Llamaron a la puerta, y Julián se emocionó al pensar que se
trataría de Laura. Se olió las axilas, se echó colonia
generosamente y se puso la camisa. Abrió. Era
Loretana.
–¿Qué deseas? – preguntó, más sorprendido que
molesto.
–Apenas lo vi llegar hoy a la tarde, le preparé esta aguamiel
y la tuve todo el tiempo en el sótano. Está bien fresquita. Pensé
que, con esta calor, le vendría bien -sugirió, y extendió la
bandeja con una jarra y dos vasos.
Julián Riglos le echó un vistazo de arriba abajo y, como le
pareció que la muchacha estaba limpia, con el cabello recién lavado
y ropas nuevas, le hizo una seña para que entrase.

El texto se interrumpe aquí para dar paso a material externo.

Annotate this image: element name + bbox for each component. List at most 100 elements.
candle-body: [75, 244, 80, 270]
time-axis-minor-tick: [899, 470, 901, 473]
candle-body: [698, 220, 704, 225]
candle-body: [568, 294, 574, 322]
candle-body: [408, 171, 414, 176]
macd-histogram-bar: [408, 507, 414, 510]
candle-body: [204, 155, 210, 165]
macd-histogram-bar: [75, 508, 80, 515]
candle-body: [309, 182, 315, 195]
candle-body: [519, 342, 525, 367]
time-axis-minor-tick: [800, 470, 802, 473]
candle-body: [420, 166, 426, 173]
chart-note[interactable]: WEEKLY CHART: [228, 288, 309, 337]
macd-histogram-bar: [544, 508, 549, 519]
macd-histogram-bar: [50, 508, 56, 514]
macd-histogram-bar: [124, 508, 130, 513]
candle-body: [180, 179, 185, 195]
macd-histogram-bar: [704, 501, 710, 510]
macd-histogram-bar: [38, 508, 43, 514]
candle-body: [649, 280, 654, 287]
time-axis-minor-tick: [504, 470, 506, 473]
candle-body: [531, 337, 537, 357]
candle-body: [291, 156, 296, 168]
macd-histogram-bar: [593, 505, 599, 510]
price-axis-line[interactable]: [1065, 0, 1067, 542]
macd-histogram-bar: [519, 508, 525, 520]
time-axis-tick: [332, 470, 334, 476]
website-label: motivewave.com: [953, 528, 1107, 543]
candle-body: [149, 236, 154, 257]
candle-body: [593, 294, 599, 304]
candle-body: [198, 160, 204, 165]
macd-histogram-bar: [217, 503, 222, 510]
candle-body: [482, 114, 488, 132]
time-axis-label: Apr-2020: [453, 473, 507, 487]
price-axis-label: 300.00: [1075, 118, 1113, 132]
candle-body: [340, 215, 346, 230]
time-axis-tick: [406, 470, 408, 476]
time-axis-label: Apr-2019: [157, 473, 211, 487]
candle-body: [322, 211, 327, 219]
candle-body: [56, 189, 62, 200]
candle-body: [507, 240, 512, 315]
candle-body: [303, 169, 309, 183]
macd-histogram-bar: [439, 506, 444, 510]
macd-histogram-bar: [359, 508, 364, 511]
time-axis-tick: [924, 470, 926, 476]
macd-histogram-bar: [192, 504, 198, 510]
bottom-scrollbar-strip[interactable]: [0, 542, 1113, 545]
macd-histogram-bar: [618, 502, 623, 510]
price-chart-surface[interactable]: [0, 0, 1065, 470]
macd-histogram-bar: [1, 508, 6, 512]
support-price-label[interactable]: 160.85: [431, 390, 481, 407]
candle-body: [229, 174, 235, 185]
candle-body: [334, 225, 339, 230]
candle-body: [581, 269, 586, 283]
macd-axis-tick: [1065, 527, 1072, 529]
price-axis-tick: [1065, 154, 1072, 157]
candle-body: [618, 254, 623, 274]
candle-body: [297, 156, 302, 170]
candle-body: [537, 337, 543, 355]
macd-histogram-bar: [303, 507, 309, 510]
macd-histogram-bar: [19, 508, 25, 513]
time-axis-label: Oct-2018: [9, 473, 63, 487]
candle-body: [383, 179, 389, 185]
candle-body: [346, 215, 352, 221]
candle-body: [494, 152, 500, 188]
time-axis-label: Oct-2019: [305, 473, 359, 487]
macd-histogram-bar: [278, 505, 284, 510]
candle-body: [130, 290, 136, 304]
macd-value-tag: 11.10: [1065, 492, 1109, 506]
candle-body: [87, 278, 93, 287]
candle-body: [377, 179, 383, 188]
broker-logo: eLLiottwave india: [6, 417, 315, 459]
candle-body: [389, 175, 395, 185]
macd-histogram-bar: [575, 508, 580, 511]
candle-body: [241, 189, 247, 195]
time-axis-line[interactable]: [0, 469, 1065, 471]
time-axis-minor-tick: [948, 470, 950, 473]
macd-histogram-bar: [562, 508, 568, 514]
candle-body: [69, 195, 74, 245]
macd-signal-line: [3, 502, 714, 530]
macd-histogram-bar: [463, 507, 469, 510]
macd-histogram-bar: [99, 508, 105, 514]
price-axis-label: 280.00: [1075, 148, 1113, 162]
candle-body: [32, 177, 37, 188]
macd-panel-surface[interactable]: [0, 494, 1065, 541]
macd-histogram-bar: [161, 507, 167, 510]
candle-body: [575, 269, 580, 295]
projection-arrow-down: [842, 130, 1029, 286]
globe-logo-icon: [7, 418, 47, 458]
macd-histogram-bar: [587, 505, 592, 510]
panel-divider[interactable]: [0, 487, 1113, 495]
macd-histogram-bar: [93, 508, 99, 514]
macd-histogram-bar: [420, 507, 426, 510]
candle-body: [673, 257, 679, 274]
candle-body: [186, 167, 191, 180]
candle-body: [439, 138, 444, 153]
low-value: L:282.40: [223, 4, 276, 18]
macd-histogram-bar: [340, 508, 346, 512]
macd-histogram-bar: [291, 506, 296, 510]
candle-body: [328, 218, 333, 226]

Hacía tiempo que Loretana había entregado su corazón al
hombre con el que compartiría su vida y sus sueños. Los favores que
le concedía al coronel Racedo y que, de seguro, concedería esa
noche al doctor Riglos no tenían que ver con sus sentimientos sino
con sus ambiciones. Vertió el aguamiel en ambos vasos y se acercó
con movimientos insinuantes a Julián, que se había repantigado en
la silla y la contemplaba seriamente. Aceptó el vaso y bebió un
trago largo. La bebida fresca y dulce le recompuso el ámmo. Estiró
el brazo y alcanzó a Loretana, que, entre risas, se sentó sobre sus
rodillas.
–¿Qué hablabas con la señorita Escalante en su
recámara?
–Cumplía con su mandato, dotor. Le llevé toallas limpias y le
puse agua fresca en el lavamanos.
–¿Ella te pidió algo?
–Sí, que la despertara a las siete. A esa hora debo tener
lista la tina con agua caliente, ¿no?
–¿Se quejó de la cama o de algo en
particular?
–Como que a usté le interesa mucho lo que le pasa a la
chinita ésa, ¿verdad?
–¿Se quejó o no? – insistió Riglos, con impaciencia, y,
quitando a Loretana de sus rodillas, se puso de
pie.
–No, hombre, no. Dijo que todo era de su agrado, así dijo.
Muy modosita, parece.
«¿Modosita?», repitió Julián para sí, y rió
burlonamente.
–¿De qué se ríe? Mire que yo no soy payaso de naides
-advirtió Loretana, y amagó con dejar la
habitación.
–Ven acá -ordenó Riglos, y la muchacha se volvió, dócil como
una niña educada-. ¿Quién te dijo que podías retirarte? ¿Quieres
ganarte unas monedas extras? Sí, ¿verdad? Eres codiciosa, ya me he
dado cuenta. Te gusta el dinero, sí que te gusta. Pues bien,
conmigo podrás ganar bastante si haces lo que te
pido.
–Lo que mande, patrón.
–Mañana parto hacia Córdoba y no sé cuántos días estaré
ausente. Quiero que, durante ese tiempo, vigiles a la señorita
Escalante. Cuando regrese, sabrás decirme qué ha hecho, adonde ha
estado, con quién ha hablado, ¿comprendes?
–Sí, no soy tonta, patrón.
–También de eso ya me he dado cuenta -aceptó Riglos, y
comentó a desatarle el lazo del jubón.